Vincent Chen, Paroma Varma, Ranjay Krishna, Michael Bernstein, Christopher Re, Li Fei-Fei
Our semi-supervised method automatically generates probabilistic relationship labels to train any scene graph model.
Visual knowledge bases such as Visual Genome power numerous applications in computer vision, like visual question answering and captioning, but suffer from sparse, incomplete relationships. All scene graph models to date are limited to training on a small set of visual relationships that have thousands of training labels each. Hiring humans annotators is expensive, and using textual knowledge base completion methods are incompatible with visual data. In this paper, we introduce a semi-supervised method that assigns probabilistic relationship labels to a large number of unlabeled images from a few labeled examples. We analyze visual relationships and suggest two types of image-agnostic features that are used to generate noisy heuristics, whose outputs are aggregated together using a factor graph-based generative model. With as few as 10 labeled examples of a relationship, the generative model creates enough training data to train any existing state-of-the-art scene graph model. We demonstrate that our method for generating training data outperforms other baseline approaches including a transfer learning approach pretrained on a different set of relationships by 8.27 recall@100 points.

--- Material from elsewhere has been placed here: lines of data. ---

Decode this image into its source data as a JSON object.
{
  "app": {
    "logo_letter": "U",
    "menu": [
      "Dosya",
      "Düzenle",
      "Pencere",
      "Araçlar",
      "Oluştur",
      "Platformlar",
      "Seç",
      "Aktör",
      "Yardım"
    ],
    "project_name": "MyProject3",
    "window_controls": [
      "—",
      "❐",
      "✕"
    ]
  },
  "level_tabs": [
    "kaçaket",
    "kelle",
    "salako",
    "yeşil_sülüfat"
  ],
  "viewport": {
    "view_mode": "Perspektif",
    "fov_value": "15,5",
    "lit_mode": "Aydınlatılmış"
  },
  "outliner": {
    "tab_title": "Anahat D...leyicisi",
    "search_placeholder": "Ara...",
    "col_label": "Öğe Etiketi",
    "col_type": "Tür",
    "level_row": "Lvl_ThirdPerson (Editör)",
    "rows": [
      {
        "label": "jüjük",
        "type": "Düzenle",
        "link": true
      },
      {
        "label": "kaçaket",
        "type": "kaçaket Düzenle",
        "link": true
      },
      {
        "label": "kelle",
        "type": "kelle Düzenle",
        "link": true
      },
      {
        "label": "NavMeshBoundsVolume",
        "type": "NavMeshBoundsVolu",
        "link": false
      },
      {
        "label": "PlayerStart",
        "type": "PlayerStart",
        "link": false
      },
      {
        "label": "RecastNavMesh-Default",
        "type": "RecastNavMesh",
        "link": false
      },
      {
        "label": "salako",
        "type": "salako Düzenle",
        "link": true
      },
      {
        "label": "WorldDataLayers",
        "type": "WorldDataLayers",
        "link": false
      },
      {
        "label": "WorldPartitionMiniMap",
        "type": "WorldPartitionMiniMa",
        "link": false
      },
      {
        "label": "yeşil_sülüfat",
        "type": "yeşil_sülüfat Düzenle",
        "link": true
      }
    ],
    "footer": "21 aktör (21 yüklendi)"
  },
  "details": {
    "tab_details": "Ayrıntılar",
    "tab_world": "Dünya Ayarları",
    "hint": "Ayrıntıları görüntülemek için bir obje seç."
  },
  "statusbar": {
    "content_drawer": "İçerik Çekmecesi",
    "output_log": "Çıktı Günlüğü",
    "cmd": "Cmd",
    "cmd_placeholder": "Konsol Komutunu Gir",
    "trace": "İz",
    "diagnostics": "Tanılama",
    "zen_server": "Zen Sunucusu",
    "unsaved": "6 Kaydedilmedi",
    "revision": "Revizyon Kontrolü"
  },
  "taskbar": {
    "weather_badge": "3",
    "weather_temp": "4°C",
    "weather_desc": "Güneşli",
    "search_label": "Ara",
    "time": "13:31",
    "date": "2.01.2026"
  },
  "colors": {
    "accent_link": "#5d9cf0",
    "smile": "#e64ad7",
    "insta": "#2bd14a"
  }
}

We further analyze visual relationships and define a complexity metric that serves as an indicator (R^2 = 0.787) for conditions under which our method succeeds over transfer learning, the de-facto approach for training with limited labeled examples.
The research was published in IEEE International Conference on Computer Vision on 10/31/2019. The research is supported by the Brown Institute Magic Grant for the project Learning to Engage in Conversations with AI Systems.